Role of electron-electron collisions for charge and heat transport at intermediate temperatures

• Published in: Physical review research Vol. 2; no. 1; p. 013148
• Main Authors: Lee, Woo-Ram, Finkel'stein, Alexander M., Michaeli, Karen, Schwiete, Georg
• Format: Journal Article
• Language: English
• Published: United States American Physical Society 11.02.2020
• ISSN: 2643-1564; 2643-1564
• DOI: 10.1103/PhysRevResearch.2.013148

Electric, thermal, and thermoelectric transport in correlated electron systems probe different aspects of the many-body dynamics, and thus provide complementary information. These are well studied in the low- and high-temperature limits, while the experimentally important intermediate regime, in which elastic and inelastic scattering are both important, is less understood.
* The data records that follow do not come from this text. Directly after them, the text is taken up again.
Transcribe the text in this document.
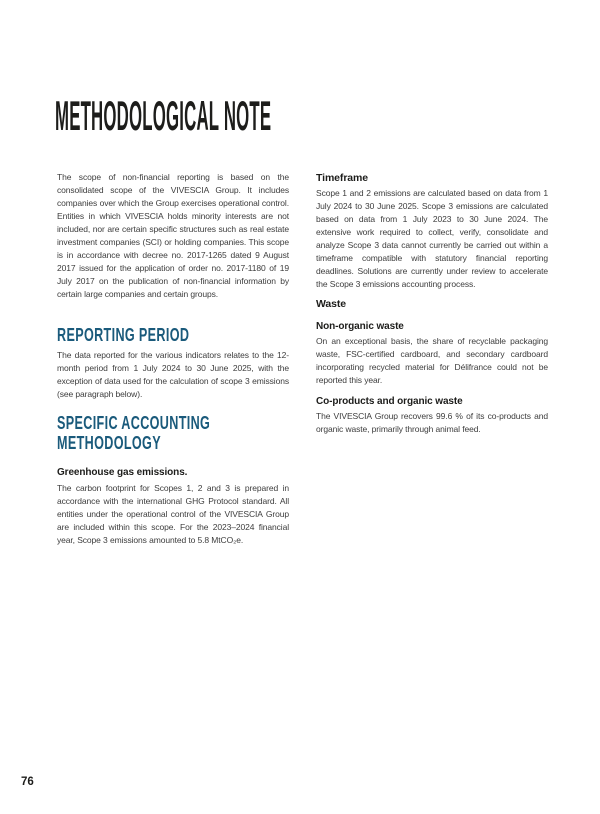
METHODOLOGICAL NOTE

The scope of non-financial reporting is based on the consolidated scope of the VIVESCIA Group. It includes companies over which the Group exercises operational control. Entities in which VIVESCIA holds minority interests are not included, nor are certain specific structures such as real estate investment companies (SCI) or holding companies. This scope is in accordance with decree no. 2017-1265 dated 9 August 2017 issued for the application of order no. 2017-1180 of 19 July 2017 on the publication of non-financial information by certain large companies and certain groups.

REPORTING PERIOD

The data reported for the various indicators relates to the 12-month period from 1 July 2024 to 30 June 2025, with the exception of data used for the calculation of scope 3 emissions (see paragraph below).

SPECIFIC ACCOUNTING METHODOLOGY
Greenhouse gas emissions.

The carbon footprint for Scopes 1, 2 and 3 is prepared in accordance with the international GHG Protocol standard. All entities under the operational control of the VIVESCIA Group are included within this scope. For the 2023–2024 financial year, Scope 3 emissions amounted to 5.8 MtCO₂e.

Timeframe

Scope 1 and 2 emissions are calculated based on data from 1 July 2024 to 30 June 2025. Scope 3 emissions are calculated based on data from 1 July 2023 to 30 June 2024. The extensive work required to collect, verify, consolidate and analyze Scope 3 data cannot currently be carried out within a timeframe compatible with statutory financial reporting deadlines. Solutions are currently under review to accelerate the Scope 3 emissions accounting process.

Waste
Non-organic waste

On an exceptional basis, the share of recyclable packaging waste, FSC-certified cardboard, and secondary cardboard incorporating recycled material for Délifrance could not be reported this year.

Co-products and organic waste

The VIVESCIA Group recovers 99.6 % of its co-products and organic waste, primarily through animal feed.

76
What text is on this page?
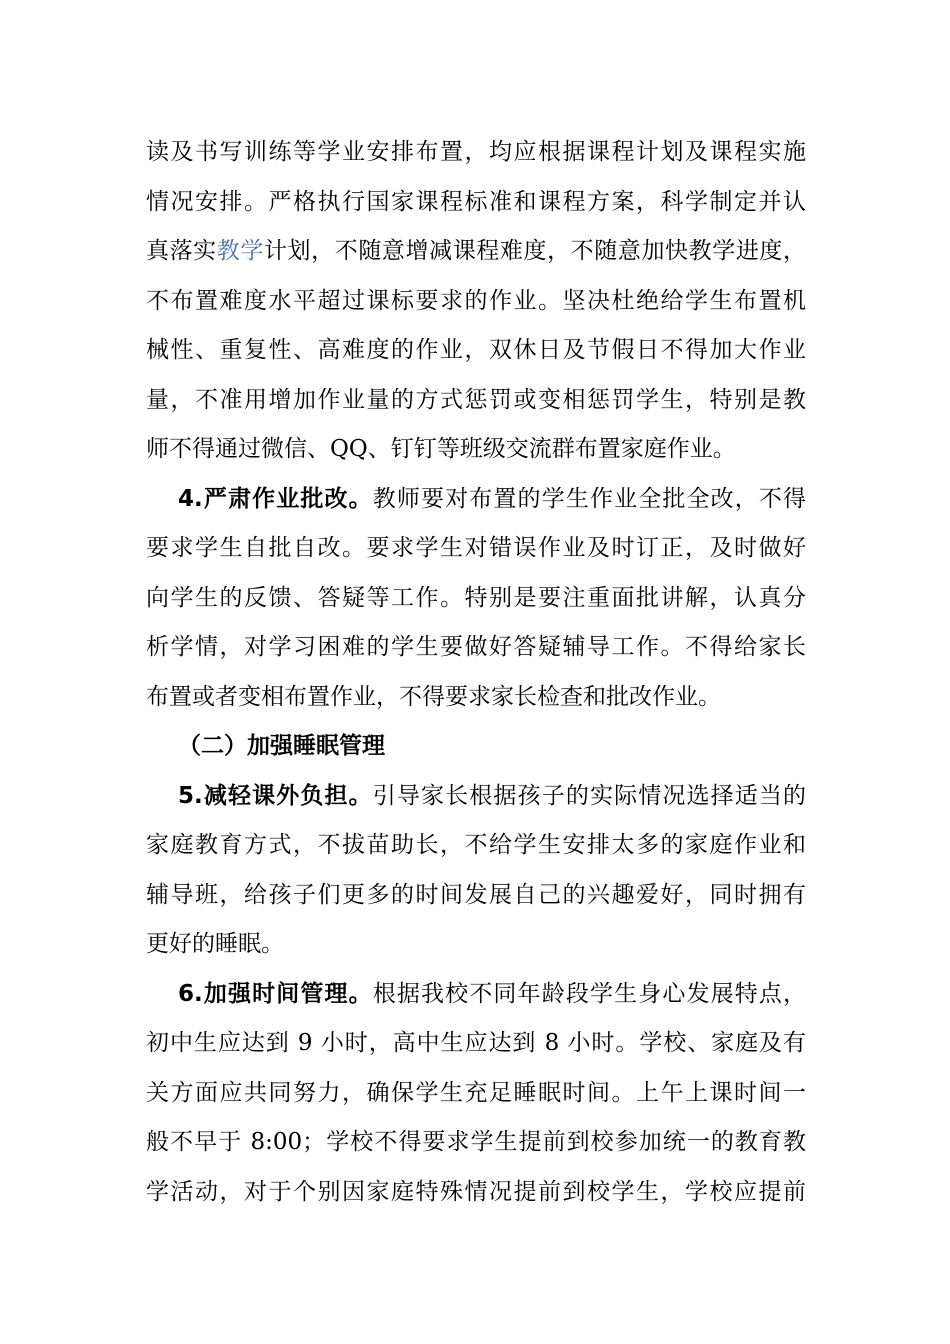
读及书写训练等学业安排布置，均应根据课程计划及课程实施
情况安排。严格执行国家课程标准和课程方案，科学制定并认
真落实教学计划，不随意增减课程难度，不随意加快教学进度，
不布置难度水平超过课标要求的作业。坚决杜绝给学生布置机
械性、重复性、高难度的作业，双休日及节假日不得加大作业
量，不准用增加作业量的方式惩罚或变相惩罚学生，特别是教
师不得通过微信、QQ、钉钉等班级交流群布置家庭作业。
4.严肃作业批改。教师要对布置的学生作业全批全改，不得
要求学生自批自改。要求学生对错误作业及时订正，及时做好
向学生的反馈、答疑等工作。特别是要注重面批讲解，认真分
析学情，对学习困难的学生要做好答疑辅导工作。不得给家长
布置或者变相布置作业，不得要求家长检查和批改作业。
（二）加强睡眠管理
5.减轻课外负担。引导家长根据孩子的实际情况选择适当的
家庭教育方式，不拔苗助长，不给学生安排太多的家庭作业和
辅导班，给孩子们更多的时间发展自己的兴趣爱好，同时拥有
更好的睡眠。
6.加强时间管理。根据我校不同年龄段学生身心发展特点，
初中生应达到 9 小时，高中生应达到 8 小时。学校、家庭及有
关方面应共同努力，确保学生充足睡眠时间。上午上课时间一
般不早于 8:00；学校不得要求学生提前到校参加统一的教育教
学活动，对于个别因家庭特殊情况提前到校学生，学校应提前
To fill this gap, we provide comprehensive solutions of the Boltzmann equation in the presence of an electric field and a temperature gradient for two different cases: First, when electron-electron collisions are treated within the relaxation-time approximation while the full momentum dependence of electron-impurity scattering is included and, second, when the electron-impurity scattering is momentum independent, but the electron-electron collisions give rise to a momentum-dependent inelastic scattering rate of the Fermi-liquid type. We find that for Fermi-liquid as well as for Coulomb interactions, both methods give the same results for the leading temperature dependence of the transport coefficients. Moreover, the inelastic relaxation rate enters the electric conductivity and the Seebeck coefficient only when the momentum dependence of the electron-impurity collisions, analytical or nonanalytical, is included. Specifically, we show that inelastic processes only mildly affect the electric conductivity, but can generate a nonmonotonic dependence of the Seebeck coefficient on temperature and even a change of sign. Thermal conductivity, by contrast, always depends on the inelastic scattering rate even for a constant elastic relaxation rate.